Beware all suppliers: who owns your goods if you are not paid?

Whilst keeping up sales is very important, companies selling goods need to be ever mindful of protecting themselves as best they can against bad debts with their customers.

Companies in the manufacturing sector continue to face very challenging times, especially in the steel industry, as evidenced by the recent closure of SSI’s large steelmaking plant in Redcar and the recent appointment of administrators over a substantial part of Caparo’s operations.

Given these recent large insolvencies, a leading commercial litigation lawyer is advising businesses to examine closely their sales contracts to ensure that they have valid retention of title clauses, which should hopefully give them the chance of recovering at least some of their goods, in the absence of payment, should any of their customers suffer a similar fate.

Neil Williams, partner and head of commercial litigation at Midlands’ law firm, George Green LLP, said ‘it is obviously very frustrating for a client to find when a customer goes bust that it has no retention of title of clause to rely on, or even worse, it had one in its terms and conditions of sale, but those terms did not form part of the contract with the customer’.

He added, 'Unfortunately, by then it is often too late, as without terms and conditions of sale forming part of a contract which contain a retention of title clause, the process of recovery of goods or money can, at worst, potentially be impossible and, at best, be both lengthy and costly.'

According to Neil Williams, who is based at George Green's Cradley Heath offices, recovering goods from a customer which has gone into administration or liquidation can be a particular problem for a lot of companies as they sell on credit and deliver goods long before payment is due for them.

He said: 'Companies need to ensure that they use their standard terms and conditions of sale to form a contract with the buyer and that these conditions include a clause which seeks to ensure that they retain legal title to as many goods as possible until the buyer has paid for them’.

'It is vital that this clause is specially drafted to ensure that the retention of title is for all monies owed for goods supplied, rather than simply for specific goods, as the buyer could otherwise claim to have sold the specific goods to a third party, making recovery impossible.'

To try to ensure that its terms and conditions are incorporated into a contract, companies should include their terms and conditions on all quotes, order acknowledgements, invoices and delivery notes.
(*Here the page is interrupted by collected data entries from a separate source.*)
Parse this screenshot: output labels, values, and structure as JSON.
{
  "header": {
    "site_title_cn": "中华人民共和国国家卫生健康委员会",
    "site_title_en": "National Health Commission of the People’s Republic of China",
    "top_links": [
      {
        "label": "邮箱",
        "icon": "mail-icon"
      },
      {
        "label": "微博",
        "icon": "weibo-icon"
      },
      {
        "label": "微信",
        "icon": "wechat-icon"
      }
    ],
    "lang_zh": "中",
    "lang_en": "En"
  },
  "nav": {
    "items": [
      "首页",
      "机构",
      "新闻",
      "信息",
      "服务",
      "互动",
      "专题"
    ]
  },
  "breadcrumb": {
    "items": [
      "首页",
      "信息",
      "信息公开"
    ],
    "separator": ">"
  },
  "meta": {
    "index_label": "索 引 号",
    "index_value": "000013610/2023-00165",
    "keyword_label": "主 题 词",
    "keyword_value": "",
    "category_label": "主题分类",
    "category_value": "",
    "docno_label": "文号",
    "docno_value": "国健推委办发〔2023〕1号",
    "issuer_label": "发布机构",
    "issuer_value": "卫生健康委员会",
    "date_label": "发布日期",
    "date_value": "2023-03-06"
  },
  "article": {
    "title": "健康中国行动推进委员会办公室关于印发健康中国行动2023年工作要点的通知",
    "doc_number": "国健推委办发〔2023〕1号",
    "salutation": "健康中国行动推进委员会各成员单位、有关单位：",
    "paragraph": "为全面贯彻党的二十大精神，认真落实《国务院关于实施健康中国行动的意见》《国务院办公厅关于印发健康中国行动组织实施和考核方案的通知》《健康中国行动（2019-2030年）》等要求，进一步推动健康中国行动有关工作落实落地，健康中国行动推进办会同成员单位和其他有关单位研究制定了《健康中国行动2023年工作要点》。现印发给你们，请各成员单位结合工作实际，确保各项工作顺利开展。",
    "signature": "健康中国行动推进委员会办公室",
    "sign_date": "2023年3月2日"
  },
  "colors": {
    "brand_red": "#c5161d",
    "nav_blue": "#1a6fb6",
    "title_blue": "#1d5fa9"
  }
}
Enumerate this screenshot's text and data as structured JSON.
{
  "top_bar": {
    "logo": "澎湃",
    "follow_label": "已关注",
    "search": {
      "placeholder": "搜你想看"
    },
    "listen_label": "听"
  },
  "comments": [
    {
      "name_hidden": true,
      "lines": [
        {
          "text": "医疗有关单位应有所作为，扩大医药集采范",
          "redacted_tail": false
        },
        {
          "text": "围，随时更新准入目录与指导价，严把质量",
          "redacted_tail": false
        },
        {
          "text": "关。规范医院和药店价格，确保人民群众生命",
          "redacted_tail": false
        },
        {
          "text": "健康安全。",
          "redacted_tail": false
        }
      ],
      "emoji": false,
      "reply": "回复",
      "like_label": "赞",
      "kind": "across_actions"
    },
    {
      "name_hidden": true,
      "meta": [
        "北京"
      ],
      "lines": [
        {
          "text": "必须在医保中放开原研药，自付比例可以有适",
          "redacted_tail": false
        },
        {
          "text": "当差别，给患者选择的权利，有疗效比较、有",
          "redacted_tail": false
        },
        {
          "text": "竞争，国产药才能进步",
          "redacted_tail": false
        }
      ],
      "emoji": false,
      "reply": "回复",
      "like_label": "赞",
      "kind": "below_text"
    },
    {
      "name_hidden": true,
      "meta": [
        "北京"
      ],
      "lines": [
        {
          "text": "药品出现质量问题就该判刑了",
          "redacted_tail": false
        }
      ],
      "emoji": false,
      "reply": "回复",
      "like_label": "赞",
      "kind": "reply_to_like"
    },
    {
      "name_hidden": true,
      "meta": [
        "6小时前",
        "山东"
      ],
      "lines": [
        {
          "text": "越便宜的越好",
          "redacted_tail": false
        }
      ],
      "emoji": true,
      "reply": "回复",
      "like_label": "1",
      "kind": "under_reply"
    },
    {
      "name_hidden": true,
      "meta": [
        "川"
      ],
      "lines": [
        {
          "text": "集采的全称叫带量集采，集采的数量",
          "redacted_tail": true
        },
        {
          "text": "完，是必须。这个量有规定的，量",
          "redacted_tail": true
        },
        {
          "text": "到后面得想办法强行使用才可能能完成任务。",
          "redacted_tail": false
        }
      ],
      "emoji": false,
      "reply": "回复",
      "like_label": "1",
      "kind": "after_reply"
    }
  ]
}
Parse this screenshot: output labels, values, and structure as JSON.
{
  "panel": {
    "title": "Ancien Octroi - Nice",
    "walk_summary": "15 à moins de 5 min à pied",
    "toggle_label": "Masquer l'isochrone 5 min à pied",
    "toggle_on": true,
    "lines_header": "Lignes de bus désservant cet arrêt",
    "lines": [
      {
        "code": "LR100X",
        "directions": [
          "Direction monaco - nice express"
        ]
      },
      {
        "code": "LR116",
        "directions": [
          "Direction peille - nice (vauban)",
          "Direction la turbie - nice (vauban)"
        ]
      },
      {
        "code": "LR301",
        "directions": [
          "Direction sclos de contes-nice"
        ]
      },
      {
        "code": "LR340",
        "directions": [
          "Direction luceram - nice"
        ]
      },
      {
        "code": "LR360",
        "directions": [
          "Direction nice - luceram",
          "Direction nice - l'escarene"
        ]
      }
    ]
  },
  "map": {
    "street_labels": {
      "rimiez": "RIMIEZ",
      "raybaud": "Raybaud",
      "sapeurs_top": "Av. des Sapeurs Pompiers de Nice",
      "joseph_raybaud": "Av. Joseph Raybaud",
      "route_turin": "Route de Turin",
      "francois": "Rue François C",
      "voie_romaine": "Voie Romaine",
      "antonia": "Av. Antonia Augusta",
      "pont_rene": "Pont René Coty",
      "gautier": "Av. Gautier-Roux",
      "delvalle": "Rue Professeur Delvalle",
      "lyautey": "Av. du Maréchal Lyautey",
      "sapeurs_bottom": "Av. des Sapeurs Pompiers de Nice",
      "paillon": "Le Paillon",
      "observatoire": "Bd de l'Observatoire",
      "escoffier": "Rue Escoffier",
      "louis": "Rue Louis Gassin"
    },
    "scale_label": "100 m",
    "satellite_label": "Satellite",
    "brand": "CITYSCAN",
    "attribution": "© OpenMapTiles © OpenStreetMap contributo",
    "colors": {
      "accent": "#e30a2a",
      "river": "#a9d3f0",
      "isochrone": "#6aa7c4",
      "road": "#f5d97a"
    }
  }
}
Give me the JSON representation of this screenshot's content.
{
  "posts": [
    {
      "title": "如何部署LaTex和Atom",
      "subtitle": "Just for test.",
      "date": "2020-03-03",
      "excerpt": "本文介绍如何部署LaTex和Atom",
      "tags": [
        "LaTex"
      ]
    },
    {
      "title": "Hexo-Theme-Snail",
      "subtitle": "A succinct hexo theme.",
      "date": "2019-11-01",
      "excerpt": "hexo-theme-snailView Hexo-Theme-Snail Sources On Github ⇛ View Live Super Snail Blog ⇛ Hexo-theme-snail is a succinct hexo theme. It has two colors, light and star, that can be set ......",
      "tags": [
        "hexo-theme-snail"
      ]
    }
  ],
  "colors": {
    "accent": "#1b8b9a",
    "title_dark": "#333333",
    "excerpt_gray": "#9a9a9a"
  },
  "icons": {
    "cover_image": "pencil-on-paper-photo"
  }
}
'In good trading conditions, the strict application of terms and conditions may not be carefully policed, but without them companies have not got much of a leg to stand on, if it should come to an argument with an administrator or liquidator,' said Neil Williams.

Permanent identification through etching on packaging or robust labelling can also be crucial in protecting title to goods. Suppliers must prove which goods still belong to them to the satisfaction of an administrator or liquidator.

'As soon as they are aware of the situation, companies should visit the premises to identify their goods, get an inventory signed by the administrator or liquidator and assert their retention of title claim,' he said.